There are also those who subscribe to the constitutional principle of egalitarianism or ideologies that have them define their identity beyond caste and religion, an example of which are the Communists. In contrast to them, Hindutvawadis strive for dissolving caste identities in the larger Hindu identity. Although caste and religion are inextricably woven in Hinduism, Hindutvawadis, too, could sincerely report ‘no caste.’
Ultimately, though, who will report ‘no caste’ will depend on whether s/he experienced stigmatisation, discrimination and exclusion on account of caste. There’s also the undeniable link between caste and life chances. The higher a person is in the caste hierarchy, the greater his/her chances of succeeding in life. For instance, in 1931 in the Bombay Presidency, 788 of every 1000 Brahmins were literate, as against 63 of every 1000 Mahars.
Such historical advantages and disadvantages have been largely reproduced today. This social reality could encourage those invested in maintaining the status quo to launch a Vaidik-like campaign in favour of reporting ‘no caste.’ A substantial number of poor individuals from lower castes reporting ‘no caste’ will blur the picture of the link between caste and life chances, making it difficult to frame policies for breaking that linkage.
Quite the opposite might be the consequence in case a large number of respondents from high castes who are also middle class mark themselves ‘no caste.’ They wouldn’t be counted as members of the castes into which they were born.
This would undoubtedly reduce the population count of their communities but also depict their socio-economic profile as relatively less privileged than they are in reality, thus undermining the claim of there being a link between caste and life chances.
Such a possibility will threaten lower caste interests and, therefore, spark a counter-mobilisation against answering ‘no caste’ in the Census.
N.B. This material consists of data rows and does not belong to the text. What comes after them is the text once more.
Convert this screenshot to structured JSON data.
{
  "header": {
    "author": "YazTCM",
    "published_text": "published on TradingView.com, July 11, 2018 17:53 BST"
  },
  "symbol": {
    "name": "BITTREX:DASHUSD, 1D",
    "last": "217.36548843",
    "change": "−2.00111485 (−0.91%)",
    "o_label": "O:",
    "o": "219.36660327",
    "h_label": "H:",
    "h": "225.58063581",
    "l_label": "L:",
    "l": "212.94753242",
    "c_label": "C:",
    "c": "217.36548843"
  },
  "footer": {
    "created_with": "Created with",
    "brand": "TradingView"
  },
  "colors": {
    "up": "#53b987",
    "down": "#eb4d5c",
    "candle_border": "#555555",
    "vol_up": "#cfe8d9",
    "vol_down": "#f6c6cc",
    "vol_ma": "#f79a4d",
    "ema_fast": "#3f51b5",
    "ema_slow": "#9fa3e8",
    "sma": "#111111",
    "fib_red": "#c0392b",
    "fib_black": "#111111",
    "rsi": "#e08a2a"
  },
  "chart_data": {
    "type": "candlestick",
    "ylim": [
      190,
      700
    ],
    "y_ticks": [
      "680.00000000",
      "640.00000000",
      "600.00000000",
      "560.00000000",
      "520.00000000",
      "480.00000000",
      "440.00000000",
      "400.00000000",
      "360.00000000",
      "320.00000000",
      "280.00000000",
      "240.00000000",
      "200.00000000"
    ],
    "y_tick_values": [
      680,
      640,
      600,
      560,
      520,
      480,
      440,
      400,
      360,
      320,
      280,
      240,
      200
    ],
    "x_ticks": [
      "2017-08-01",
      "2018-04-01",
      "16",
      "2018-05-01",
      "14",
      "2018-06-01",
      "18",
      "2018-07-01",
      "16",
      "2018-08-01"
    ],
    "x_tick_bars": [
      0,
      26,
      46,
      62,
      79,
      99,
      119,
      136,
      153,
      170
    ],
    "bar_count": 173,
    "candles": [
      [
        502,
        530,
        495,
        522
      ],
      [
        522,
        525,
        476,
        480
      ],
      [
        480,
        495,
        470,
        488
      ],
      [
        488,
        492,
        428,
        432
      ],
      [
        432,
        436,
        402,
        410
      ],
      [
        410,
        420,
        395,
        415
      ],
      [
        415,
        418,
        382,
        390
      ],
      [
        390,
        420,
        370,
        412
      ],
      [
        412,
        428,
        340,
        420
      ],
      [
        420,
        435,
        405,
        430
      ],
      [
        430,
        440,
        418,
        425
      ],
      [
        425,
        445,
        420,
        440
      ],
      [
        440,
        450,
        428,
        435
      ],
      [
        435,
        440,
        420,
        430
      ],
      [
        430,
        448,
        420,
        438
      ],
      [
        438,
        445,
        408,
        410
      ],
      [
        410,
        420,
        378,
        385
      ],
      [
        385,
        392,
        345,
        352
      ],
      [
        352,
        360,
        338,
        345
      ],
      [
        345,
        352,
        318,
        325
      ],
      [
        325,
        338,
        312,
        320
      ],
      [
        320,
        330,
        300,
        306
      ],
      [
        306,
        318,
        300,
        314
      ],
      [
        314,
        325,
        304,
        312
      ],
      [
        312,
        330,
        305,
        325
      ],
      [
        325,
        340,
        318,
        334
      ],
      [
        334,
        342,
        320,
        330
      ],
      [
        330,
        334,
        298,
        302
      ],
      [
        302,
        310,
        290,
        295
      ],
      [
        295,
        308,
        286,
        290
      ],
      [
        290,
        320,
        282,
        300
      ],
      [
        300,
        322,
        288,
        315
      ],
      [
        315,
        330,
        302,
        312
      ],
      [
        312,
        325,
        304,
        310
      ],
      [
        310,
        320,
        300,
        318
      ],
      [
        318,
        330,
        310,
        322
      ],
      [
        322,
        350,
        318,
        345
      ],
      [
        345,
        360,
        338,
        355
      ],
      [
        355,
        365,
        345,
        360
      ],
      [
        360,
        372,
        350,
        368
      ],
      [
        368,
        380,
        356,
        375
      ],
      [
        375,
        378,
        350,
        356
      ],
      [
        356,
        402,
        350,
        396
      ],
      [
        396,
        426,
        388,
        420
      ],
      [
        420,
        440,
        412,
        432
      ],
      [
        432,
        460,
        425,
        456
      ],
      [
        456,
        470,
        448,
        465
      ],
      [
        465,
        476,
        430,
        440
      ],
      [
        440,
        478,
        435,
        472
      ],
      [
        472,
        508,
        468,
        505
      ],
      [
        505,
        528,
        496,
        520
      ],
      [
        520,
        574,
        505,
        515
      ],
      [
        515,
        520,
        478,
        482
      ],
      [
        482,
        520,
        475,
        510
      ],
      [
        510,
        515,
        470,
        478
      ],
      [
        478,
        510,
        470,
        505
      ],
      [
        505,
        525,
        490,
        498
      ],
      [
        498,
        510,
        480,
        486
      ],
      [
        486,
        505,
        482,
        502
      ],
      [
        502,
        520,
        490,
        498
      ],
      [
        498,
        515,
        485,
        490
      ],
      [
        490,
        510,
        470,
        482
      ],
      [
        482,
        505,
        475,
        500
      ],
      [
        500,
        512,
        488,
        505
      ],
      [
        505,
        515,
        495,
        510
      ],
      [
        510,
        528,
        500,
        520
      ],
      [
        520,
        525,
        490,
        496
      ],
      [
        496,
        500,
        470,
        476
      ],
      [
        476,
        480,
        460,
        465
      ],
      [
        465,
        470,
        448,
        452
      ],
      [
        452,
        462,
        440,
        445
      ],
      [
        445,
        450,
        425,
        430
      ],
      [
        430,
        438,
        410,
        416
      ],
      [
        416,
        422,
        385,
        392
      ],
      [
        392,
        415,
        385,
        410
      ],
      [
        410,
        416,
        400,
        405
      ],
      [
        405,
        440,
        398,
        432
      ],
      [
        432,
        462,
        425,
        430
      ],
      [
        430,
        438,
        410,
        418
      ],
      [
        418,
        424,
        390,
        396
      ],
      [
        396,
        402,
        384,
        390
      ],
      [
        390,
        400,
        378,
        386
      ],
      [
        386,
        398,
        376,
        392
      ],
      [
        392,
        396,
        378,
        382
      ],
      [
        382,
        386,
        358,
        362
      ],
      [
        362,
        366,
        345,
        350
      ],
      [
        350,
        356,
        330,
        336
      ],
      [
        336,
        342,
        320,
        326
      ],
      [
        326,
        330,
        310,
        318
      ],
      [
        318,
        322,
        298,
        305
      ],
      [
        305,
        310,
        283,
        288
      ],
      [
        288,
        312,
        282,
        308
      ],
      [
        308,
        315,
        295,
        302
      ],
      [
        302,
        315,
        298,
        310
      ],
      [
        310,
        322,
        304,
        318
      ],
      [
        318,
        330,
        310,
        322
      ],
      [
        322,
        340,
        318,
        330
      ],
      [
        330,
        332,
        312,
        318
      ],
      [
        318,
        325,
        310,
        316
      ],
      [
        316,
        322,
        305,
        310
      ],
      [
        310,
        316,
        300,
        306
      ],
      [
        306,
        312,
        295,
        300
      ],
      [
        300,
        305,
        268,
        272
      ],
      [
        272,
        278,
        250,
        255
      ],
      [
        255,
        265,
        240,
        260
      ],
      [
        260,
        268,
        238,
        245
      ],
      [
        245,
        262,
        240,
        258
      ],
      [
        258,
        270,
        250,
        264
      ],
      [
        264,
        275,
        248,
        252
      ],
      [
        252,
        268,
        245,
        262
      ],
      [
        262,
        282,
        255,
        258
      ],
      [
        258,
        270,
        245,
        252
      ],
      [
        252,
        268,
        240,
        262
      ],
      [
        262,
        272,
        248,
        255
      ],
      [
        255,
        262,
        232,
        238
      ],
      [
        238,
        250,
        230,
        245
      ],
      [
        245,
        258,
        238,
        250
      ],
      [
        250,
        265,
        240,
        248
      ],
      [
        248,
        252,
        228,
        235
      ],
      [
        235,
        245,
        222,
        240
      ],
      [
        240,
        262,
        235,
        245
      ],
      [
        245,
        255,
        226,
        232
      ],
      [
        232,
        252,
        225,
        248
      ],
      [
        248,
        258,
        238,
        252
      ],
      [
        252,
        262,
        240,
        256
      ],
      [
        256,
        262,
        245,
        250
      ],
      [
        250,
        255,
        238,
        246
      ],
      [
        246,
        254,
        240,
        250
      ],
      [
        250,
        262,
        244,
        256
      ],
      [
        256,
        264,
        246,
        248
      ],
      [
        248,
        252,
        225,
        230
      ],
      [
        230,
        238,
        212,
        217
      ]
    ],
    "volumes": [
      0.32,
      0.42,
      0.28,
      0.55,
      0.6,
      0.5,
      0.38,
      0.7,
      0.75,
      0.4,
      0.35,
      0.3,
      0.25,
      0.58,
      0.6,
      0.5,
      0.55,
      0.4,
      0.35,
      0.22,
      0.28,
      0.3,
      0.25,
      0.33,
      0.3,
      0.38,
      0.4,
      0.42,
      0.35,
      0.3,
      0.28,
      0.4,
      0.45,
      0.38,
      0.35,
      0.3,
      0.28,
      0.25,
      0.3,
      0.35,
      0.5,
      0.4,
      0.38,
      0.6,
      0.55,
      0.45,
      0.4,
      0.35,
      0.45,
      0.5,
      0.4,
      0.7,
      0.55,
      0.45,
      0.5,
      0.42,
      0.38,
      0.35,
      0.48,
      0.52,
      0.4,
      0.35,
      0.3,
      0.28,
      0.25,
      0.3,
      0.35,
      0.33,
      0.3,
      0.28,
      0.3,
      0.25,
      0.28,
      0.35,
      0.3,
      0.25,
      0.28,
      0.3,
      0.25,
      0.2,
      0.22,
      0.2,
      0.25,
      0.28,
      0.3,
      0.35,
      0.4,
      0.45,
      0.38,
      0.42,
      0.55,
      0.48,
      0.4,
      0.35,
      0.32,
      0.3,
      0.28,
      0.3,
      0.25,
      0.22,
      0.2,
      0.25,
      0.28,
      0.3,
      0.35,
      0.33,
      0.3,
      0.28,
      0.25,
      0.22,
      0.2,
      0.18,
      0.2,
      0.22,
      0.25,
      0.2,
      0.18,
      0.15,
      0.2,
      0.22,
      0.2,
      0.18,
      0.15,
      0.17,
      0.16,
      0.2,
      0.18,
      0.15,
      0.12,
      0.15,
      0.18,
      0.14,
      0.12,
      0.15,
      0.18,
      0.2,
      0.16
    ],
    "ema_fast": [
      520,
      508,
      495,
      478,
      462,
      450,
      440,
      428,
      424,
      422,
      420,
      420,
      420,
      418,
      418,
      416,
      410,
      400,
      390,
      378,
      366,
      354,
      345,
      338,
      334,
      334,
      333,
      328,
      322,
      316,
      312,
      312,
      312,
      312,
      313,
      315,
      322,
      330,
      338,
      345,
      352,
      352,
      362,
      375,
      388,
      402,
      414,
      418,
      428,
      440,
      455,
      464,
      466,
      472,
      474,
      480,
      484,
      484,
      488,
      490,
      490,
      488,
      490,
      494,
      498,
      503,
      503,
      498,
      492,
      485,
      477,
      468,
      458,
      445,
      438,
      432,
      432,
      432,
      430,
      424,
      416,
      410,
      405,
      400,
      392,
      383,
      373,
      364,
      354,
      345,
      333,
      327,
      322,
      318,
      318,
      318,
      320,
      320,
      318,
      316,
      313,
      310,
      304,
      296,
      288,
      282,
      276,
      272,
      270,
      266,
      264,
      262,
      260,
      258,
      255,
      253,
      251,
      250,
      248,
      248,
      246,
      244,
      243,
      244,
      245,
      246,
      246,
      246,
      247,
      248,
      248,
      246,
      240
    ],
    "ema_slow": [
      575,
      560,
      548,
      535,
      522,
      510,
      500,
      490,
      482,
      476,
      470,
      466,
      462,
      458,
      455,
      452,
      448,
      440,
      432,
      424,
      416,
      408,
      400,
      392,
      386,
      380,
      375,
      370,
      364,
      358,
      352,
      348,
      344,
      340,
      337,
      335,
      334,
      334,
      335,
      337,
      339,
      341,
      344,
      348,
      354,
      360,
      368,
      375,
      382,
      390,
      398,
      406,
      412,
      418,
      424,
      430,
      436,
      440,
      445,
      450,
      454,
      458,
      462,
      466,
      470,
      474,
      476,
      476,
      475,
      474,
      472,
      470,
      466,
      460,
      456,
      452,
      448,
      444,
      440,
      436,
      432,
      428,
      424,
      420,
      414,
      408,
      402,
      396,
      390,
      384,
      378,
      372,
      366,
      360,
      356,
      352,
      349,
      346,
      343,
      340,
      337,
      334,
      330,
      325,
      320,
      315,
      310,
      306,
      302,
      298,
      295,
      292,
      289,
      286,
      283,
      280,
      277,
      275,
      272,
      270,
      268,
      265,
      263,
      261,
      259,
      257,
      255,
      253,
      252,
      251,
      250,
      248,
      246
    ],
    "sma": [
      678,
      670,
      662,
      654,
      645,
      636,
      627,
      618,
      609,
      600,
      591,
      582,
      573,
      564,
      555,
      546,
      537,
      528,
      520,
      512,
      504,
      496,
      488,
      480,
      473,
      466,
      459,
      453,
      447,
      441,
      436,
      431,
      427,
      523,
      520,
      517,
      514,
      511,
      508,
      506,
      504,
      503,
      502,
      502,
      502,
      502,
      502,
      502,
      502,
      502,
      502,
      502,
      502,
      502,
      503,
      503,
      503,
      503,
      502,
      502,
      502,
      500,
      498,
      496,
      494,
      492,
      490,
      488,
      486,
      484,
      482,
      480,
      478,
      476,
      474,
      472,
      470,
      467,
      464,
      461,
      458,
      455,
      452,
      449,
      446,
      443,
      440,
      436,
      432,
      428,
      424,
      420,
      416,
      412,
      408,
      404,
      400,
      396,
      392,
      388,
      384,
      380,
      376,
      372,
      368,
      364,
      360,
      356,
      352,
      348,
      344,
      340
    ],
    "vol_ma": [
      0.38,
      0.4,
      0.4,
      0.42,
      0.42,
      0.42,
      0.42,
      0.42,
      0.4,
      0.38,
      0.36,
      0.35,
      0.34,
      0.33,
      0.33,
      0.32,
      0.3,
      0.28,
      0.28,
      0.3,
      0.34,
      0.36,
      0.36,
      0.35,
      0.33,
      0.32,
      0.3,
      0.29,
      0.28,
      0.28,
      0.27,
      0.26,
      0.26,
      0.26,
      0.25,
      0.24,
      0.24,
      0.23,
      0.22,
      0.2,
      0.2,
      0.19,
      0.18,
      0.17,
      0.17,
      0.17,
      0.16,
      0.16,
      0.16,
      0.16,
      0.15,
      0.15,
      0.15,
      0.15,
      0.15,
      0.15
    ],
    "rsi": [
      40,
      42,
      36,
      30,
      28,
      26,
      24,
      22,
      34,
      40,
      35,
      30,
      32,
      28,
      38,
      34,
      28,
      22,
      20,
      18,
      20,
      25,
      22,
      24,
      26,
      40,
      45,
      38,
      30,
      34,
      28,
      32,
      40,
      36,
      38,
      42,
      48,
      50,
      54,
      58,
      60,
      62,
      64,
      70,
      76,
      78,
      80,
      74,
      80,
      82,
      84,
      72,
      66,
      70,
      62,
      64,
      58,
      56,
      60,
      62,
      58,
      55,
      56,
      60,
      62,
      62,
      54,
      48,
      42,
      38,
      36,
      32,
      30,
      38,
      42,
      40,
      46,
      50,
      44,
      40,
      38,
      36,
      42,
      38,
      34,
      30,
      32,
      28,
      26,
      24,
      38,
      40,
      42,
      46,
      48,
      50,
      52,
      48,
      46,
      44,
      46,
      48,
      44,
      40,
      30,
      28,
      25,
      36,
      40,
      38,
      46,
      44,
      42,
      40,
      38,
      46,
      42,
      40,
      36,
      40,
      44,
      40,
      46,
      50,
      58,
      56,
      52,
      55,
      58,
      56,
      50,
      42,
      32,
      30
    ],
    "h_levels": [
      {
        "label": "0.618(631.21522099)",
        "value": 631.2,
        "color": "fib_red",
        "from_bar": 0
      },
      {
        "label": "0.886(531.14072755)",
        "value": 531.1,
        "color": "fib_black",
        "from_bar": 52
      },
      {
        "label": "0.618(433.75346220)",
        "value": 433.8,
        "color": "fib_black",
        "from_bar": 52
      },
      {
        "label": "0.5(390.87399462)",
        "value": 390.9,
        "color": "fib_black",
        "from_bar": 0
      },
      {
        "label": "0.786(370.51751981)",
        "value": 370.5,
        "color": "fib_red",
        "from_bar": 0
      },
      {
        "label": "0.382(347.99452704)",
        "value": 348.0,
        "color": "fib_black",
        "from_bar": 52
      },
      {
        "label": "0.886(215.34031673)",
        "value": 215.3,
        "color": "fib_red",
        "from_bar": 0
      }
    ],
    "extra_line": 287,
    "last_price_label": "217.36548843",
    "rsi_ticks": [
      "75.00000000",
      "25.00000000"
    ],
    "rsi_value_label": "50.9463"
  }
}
The ensuing caste competition will politically vitiate the responses in the Census. Indeed, only in the absence of a movement for marking ‘no caste’ that such a return provide a credible estimate of Indians for whom caste doesn’t matter and for gauging the degree to which the caste system has withered away.
The writer is a senior journalist and author of Bhima Koregaon: Challenging Caste.